Para mim já não era novidade a subida desta montanha. Tenho bem presente na memória a duríssima subida sob condições quase extremas que fiz na companhia de mais dois amigos no dia 6 de Setembro de 2006. Nessa altura, com a fisgada de atingirmos o ponto mais alto de Portugal, embarcámos numa aventura que nos podia ter custado bastante caro. Com efeito, aquando dessa altura, as condições meteorológicas agravaram-se logo no inicio da subida, com a chuva e nevoeiro a não darem tréguas algumas. Ainda pensámos que as condições iriam melhorar perto do topo, mas ao invés agravaram-se ainda mais. Agora além da chuva e nevoeiro, este cada vez mais intenso, era o frio que nos fazia companhia. E que frio! Como já tínhamos feito grande parte da subida, arriscámos e a muito custo e sob condições de tempestade, atingimos o cume por volta das 21.30h. De nada nos valeu termos trazido tendas e demais equipamento para passar a noite na cratera, pois o vento e a chuva eram tantos que tivemos de regressar com o enorme peso às costas. A descida foi uma aventura que jamais esqueceremos…pela negativa, claro está! Felizmente estamos cá os três para contar a aventura, tais foram os perigos que tivemos de passar durante a descida, os quais incluíram várias quedas, algumas bem perto de abismos (a visibilidade na altura era quase nula) e um cansaço extremo. Três semanas volvidas e a montanha reclamava a vida de uma turista americana que se aventurou sozinha e em condições algo semelhantes às nossas.

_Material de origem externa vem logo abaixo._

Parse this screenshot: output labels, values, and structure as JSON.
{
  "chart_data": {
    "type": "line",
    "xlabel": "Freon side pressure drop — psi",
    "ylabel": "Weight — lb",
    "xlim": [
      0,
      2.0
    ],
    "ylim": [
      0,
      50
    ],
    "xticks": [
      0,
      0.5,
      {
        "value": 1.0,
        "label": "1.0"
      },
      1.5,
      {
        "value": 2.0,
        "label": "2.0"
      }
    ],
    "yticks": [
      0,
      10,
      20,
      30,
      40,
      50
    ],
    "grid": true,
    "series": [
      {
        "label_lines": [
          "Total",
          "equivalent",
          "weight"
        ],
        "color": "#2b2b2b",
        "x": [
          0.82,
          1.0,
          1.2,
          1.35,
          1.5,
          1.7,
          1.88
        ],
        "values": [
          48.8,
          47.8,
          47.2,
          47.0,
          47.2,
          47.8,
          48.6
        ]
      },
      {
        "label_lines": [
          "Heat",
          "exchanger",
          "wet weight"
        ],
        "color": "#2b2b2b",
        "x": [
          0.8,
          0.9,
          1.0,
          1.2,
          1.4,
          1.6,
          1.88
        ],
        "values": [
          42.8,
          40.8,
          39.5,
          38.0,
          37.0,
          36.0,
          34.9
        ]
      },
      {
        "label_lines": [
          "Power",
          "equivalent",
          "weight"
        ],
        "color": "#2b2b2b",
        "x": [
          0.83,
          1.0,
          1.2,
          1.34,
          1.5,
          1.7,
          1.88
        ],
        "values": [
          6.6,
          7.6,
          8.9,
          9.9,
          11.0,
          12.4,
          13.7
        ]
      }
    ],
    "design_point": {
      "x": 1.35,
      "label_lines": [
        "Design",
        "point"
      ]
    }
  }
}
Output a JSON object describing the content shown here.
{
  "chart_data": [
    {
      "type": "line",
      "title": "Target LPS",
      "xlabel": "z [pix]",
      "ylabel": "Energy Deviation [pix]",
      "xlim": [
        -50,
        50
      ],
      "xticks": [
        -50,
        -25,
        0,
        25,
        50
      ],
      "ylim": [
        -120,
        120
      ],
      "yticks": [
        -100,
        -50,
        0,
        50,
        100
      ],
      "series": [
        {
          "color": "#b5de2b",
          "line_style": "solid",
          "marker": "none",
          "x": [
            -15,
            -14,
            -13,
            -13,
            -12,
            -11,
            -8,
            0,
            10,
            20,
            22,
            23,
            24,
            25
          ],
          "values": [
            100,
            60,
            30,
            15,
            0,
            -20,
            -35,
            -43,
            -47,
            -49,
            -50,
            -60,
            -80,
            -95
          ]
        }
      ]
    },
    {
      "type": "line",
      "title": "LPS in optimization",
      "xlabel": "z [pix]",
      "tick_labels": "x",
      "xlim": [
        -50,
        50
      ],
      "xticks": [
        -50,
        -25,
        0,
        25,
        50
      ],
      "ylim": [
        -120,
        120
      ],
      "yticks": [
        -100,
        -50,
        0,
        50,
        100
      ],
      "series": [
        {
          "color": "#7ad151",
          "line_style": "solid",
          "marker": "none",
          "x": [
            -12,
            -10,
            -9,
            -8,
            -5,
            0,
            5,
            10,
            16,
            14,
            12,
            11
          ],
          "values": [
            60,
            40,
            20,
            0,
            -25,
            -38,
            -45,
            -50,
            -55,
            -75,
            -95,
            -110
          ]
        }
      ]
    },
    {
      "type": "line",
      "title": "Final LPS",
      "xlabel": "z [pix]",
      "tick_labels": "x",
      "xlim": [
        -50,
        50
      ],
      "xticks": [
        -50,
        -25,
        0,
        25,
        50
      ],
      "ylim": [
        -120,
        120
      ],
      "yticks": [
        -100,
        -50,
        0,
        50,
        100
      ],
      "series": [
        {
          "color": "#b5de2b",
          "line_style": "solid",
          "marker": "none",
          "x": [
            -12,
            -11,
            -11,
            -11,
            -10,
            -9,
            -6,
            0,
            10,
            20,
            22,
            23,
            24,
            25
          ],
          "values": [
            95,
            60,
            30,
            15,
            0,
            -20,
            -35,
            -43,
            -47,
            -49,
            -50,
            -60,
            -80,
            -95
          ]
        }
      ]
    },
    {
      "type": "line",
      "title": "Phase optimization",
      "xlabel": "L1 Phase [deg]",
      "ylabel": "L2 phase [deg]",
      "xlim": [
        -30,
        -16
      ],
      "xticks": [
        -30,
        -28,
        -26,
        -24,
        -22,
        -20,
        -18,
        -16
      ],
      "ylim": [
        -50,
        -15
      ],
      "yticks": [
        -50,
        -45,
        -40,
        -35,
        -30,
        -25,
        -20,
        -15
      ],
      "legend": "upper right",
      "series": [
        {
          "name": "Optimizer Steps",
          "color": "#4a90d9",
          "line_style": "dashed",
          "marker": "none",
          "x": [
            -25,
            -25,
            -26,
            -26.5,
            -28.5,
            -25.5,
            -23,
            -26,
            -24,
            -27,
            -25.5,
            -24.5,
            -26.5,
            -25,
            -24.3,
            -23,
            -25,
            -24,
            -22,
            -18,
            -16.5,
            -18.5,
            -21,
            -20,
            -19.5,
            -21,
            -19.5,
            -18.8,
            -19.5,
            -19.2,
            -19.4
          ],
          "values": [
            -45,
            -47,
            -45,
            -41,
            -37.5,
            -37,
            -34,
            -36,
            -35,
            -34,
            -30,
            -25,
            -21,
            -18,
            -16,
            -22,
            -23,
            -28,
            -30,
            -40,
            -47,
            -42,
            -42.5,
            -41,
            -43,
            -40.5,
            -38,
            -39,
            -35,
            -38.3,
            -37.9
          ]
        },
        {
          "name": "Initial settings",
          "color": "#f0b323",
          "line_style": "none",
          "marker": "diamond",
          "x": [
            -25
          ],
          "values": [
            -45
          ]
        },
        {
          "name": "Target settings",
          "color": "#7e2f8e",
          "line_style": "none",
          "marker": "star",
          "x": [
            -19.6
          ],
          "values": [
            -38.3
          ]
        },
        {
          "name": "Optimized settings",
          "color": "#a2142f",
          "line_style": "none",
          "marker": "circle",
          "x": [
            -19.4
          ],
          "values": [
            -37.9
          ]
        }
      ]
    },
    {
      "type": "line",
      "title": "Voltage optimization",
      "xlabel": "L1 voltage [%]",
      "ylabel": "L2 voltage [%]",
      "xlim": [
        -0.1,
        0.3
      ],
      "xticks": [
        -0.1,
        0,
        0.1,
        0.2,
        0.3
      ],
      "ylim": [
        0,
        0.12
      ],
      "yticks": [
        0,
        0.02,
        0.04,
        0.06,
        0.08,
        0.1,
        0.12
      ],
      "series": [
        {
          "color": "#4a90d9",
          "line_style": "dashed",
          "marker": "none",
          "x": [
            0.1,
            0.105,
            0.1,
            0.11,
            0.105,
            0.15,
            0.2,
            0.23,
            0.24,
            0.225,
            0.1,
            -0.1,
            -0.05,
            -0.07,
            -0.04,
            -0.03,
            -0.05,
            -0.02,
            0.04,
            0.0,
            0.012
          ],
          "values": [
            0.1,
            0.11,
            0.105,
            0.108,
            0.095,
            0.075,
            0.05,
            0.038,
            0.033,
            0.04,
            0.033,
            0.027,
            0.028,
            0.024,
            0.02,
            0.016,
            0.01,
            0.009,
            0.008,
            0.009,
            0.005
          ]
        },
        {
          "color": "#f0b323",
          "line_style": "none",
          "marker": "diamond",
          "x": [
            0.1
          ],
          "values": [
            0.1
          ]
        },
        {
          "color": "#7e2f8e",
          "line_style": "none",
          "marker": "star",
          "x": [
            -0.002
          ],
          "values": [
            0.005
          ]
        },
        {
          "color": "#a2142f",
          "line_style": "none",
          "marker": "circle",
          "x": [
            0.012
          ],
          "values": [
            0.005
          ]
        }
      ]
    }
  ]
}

Alguns dias depois desta aventura, e já na ilha de S. Jorge, não pude deixar de perguntar a uns quantos locais, qual seria a melhor altura do ano para fazer a subida, ou pelo menos, qual a altura em que os riscos causados pelo mau tempo seriam menores. Não me esqueço de uma frase proferida por um pescador sobre este assunto e sobre o tempo em geral nos Açores: “já os antigos diziam que dia 1 de Agosto era o primeiro dia de Inverno.”. Tive sempre presente esta frase no planeamento da próxima visita à ilha do Pico e em particular à respectiva montanha. É um facto que já tinha chegado ao cume mais alto de Portugal há bem poucos dias, mas isso não bastava: o que queria mesmo era chegar em boas condições de desfrutar de toda a subida e no cume poder apreciar toda a envolvente a 360º. No dia da partida para Lisboa, não pude deixar de ver finalmente a montanha quase despida de nuvens a fazer um apelo à sua conquista, agora já infelizmente impossível de concretizar. “Voltarei!”, pensei.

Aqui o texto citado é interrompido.